10 December 2008 Bafana Nkosi, Chief Principal Officer, Bonitas Medical Fund

The private healthcare funding industry has come up under scrutiny and criticism over the last number of months. According to Bafana Nkosi Chief Principal Officer at Bonitas Medical Fund, one avenue of regulating this industry would be the wide adoption of the Capitation Model Health Care Service Provision.

This model as stipulated in the National Health Amendment Bill, sets a situation that sees healthcare providers receiving a fixed amount of money per patient in return for an agreed upon level of deliverable on their part.

Says Nkosi, this model is very similar to the Health Management Organisations (HMOs) deployed successfully in America. While this model is being used in varying levels across South Africa, full country-wide implementation would require that both service providers, medical aid schemes and their members be ready to adopt a completely new approach.

“Medical aid providers who might previously have viewed this model as a mean to lose money in that the amount they would earn per patient would be restricted to a fixed monthly fee,” he says. “A different way of seeing this might be for providers to view this more as an opportunity to retain patients on a long term basis, managing their care as opposed to just providing it.
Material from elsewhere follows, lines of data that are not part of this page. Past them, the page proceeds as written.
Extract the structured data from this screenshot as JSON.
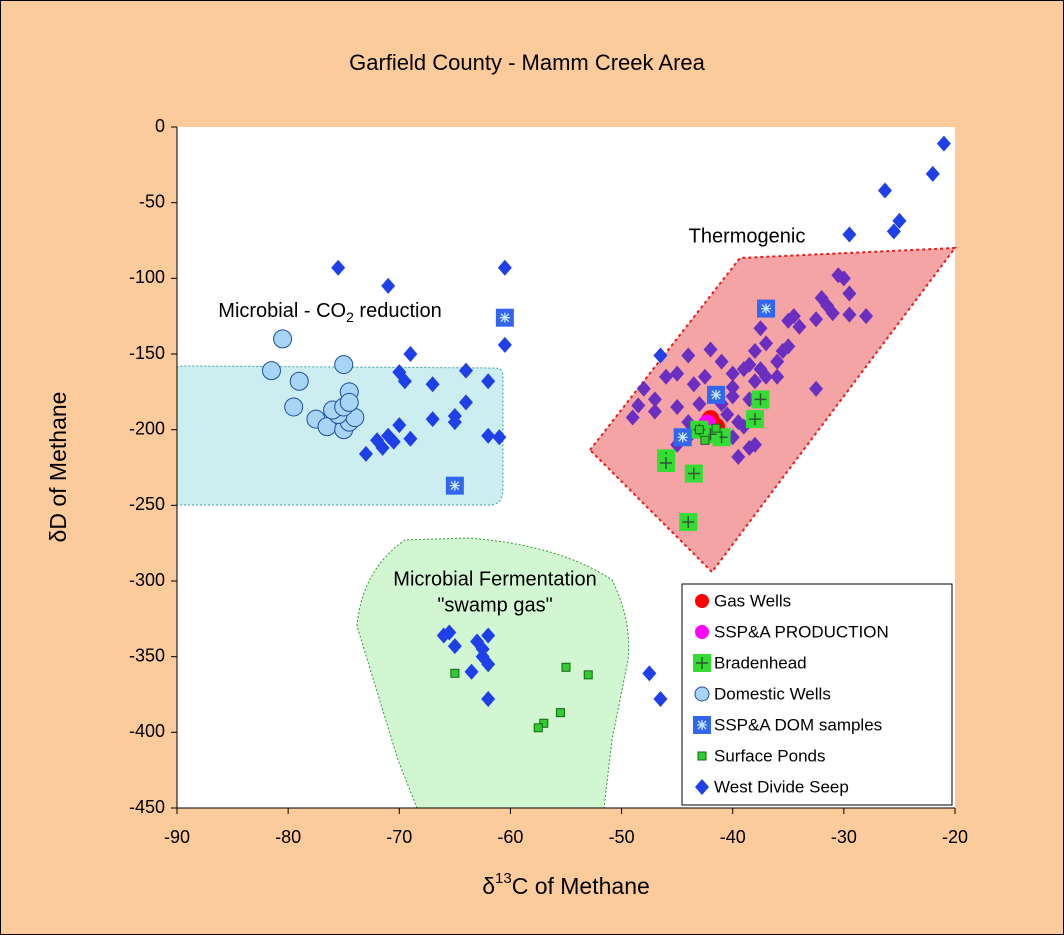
{
  "chart_data": {
    "type": "scatter",
    "title": "Garfield County - Mamm Creek Area",
    "x_label": {
      "prefix": "δ",
      "sup": "13",
      "suffix": "C of Methane"
    },
    "y_label": "δD of Methane",
    "annotations": {
      "thermogenic": "Thermogenic",
      "co2": {
        "text": "Microbial - CO",
        "sub": "2",
        "after": " reduction"
      },
      "fermentation": [
        "Microbial Fermentation",
        "\"swamp gas\""
      ]
    },
    "xlim": [
      -90,
      -20
    ],
    "xticks": [
      -90,
      -80,
      -70,
      -60,
      -50,
      -40,
      -30,
      -20
    ],
    "ylim": [
      -450,
      0
    ],
    "yticks": [
      -450,
      -400,
      -350,
      -300,
      -250,
      -200,
      -150,
      -100,
      -50,
      0
    ],
    "legend": "lower right",
    "series": [
      {
        "color": "#6A2FC0",
        "marker": "diamond",
        "x": [
          -30.5,
          -30,
          -32,
          -31.5,
          -31,
          -29.5,
          -32.5,
          -34.5,
          -34,
          -35.5,
          -35,
          -36,
          -37.5,
          -37,
          -38,
          -38.5,
          -37.5,
          -38,
          -37,
          -39,
          -40,
          -41,
          -42,
          -42.5,
          -43.5,
          -44,
          -45,
          -46,
          -47,
          -48,
          -48.5,
          -49,
          -47,
          -45,
          -44,
          -43,
          -41,
          -40,
          -40.5,
          -39.5,
          -39,
          -41.5,
          -42,
          -40,
          -38,
          -39.5,
          -38.5,
          -36,
          -32.5,
          -28,
          -29.5,
          -35,
          -40,
          -41.5,
          -38.5,
          -44,
          -45,
          -43.5
        ],
        "values": [
          -98,
          -100,
          -113,
          -118,
          -123,
          -124,
          -127,
          -125,
          -132,
          -148,
          -145,
          -155,
          -133,
          -143,
          -148,
          -157,
          -160,
          -168,
          -165,
          -160,
          -163,
          -155,
          -147,
          -165,
          -170,
          -151,
          -163,
          -165,
          -180,
          -173,
          -184,
          -192,
          -188,
          -185,
          -195,
          -183,
          -183,
          -178,
          -190,
          -195,
          -198,
          -195,
          -200,
          -205,
          -210,
          -218,
          -212,
          -165,
          -173,
          -125,
          -110,
          -128,
          -172,
          -178,
          -180,
          -205,
          -210,
          -200
        ]
      },
      {
        "name": "West Divide Seep",
        "color": "#1F3FE8",
        "marker": "diamond",
        "x": [
          -21,
          -22,
          -26.3,
          -25,
          -25.5,
          -29.5,
          -75.5,
          -71,
          -60.5,
          -60.5,
          -69,
          -70,
          -69.5,
          -67,
          -64,
          -62,
          -75,
          -64,
          -65,
          -65,
          -67,
          -70,
          -71,
          -72,
          -70.5,
          -69,
          -71.5,
          -73,
          -62,
          -61,
          -66,
          -65.5,
          -65,
          -63,
          -62.5,
          -62,
          -62.5,
          -62,
          -63.5,
          -62,
          -47.5,
          -46.5,
          -46.5
        ],
        "values": [
          -11,
          -31,
          -42,
          -62,
          -69,
          -71,
          -93,
          -105,
          -93,
          -144,
          -150,
          -162,
          -168,
          -170,
          -161,
          -168,
          -182,
          -182,
          -191,
          -195,
          -193,
          -197,
          -204,
          -207,
          -208,
          -206,
          -212,
          -216,
          -204,
          -205,
          -336,
          -334,
          -343,
          -340,
          -345,
          -336,
          -350,
          -355,
          -360,
          -378,
          -361,
          -378,
          -151
        ]
      },
      {
        "name": "Domestic Wells",
        "color": "#A8D4F5",
        "marker": "circle",
        "x": [
          -80.5,
          -81.5,
          -79,
          -79.5,
          -75,
          -74.5,
          -77.5,
          -76.5,
          -75,
          -74.5,
          -74,
          -75.5,
          -76,
          -75,
          -74.5
        ],
        "values": [
          -140,
          -161,
          -168,
          -185,
          -157,
          -175,
          -193,
          -198,
          -200,
          -195,
          -192,
          -190,
          -187,
          -185,
          -182
        ]
      },
      {
        "name": "Gas Wells",
        "color": "#FF0000",
        "marker": "circle",
        "x": [
          -42,
          -41.5
        ],
        "values": [
          -193,
          -198
        ]
      },
      {
        "name": "SSP&A PRODUCTION",
        "color": "#FF00FF",
        "marker": "circle",
        "x": [
          -42.3
        ],
        "values": [
          -196
        ]
      },
      {
        "name": "Bradenhead",
        "color": "#33DD33",
        "marker": "square-plus",
        "x": [
          -37.5,
          -38,
          -41,
          -42,
          -46,
          -46,
          -43.5,
          -44,
          -43
        ],
        "values": [
          -180,
          -193,
          -205,
          -203,
          -219,
          -222,
          -229,
          -261,
          -200
        ]
      },
      {
        "name": "SSP&A DOM samples",
        "color": "#3366EE",
        "marker": "square-star",
        "x": [
          -60.5,
          -65,
          -37,
          -41.5,
          -44.5
        ],
        "values": [
          -126,
          -237,
          -120,
          -177,
          -205
        ]
      },
      {
        "name": "Surface Ponds",
        "color": "#33CC33",
        "marker": "square",
        "x": [
          -65,
          -55,
          -53,
          -55.5,
          -57,
          -57.5,
          -43,
          -42.5,
          -41.5
        ],
        "values": [
          -361,
          -357,
          -362,
          -387,
          -394,
          -397,
          -200,
          -207,
          -199
        ]
      }
    ]
  }
}
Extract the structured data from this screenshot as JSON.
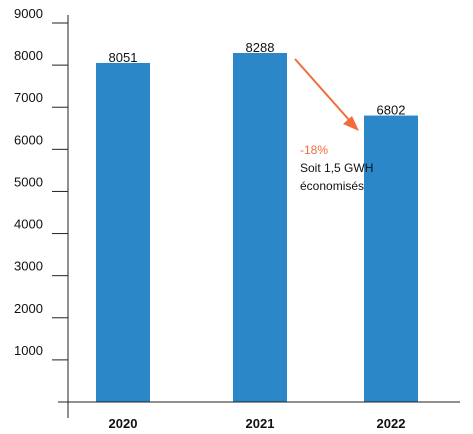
{
  "chart_data": {
    "type": "bar",
    "categories": [
      "2020",
      "2021",
      "2022"
    ],
    "values": [
      8051,
      8288,
      6802
    ],
    "data_labels": [
      "8051",
      "8288",
      "6802"
    ],
    "ylim": [
      0,
      9000
    ],
    "yticks": [
      1000,
      2000,
      3000,
      4000,
      5000,
      6000,
      7000,
      8000,
      9000
    ],
    "ytick_labels": [
      "1000",
      "2000",
      "3000",
      "4000",
      "5000",
      "6000",
      "7000",
      "8000",
      "9000"
    ],
    "grid": false,
    "legend": "none",
    "annotation": {
      "percent": "-18%",
      "text_line1": "Soit 1,5 GWH",
      "text_line2": "économisés",
      "from_category": "2021",
      "to_category": "2022"
    },
    "colors": {
      "bar": "#2b87c8",
      "arrow": "#f26b3a",
      "percent": "#f26b3a",
      "axis": "#222222"
    }
  }
}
“Providers would also be motivated to provide high levels of service to ensure repeat business, because the more patients who are pleased with their service, the more new patients will choose to address their health care requirements through them.”

The Capitation Model could be a win-win situation, says Nkosi, but the Capitation contracts signed between medical aid providers, who will fill the role of conduit in this field, and the health care service providers would have to be well-planned, thoroughly thought out and constantly monitored.

“This is especially when it comes to ensuring that health care providers are not under- nor over-servicing their customers,” says Nkosi. “Capitated providers are paid a fixed fee per month based on the number of members in their care, irrespective of the number of times the patient is seen.

“While this might discourage over-servicing, it could just as easily result in under-servicing and patients ending up in hospital thereby defeating the objectives of this approach.”

This is where service level agreements, and hopefully the drive to retain patients, would play a defined role, he adds, with providers realising that the more attractive their practice is to patients and their medical aid providers, the more medical aids they'll be able to sign with and the more capitation Rands they'll be able to bargain for.

Nkosi believes that this model could easily be kicked off should two or three bigger medical aid providers join forces and acquire a few hospitals. “Again, it will take a refreshed outlook on the part of medical aid providers to get this right,” he concludes.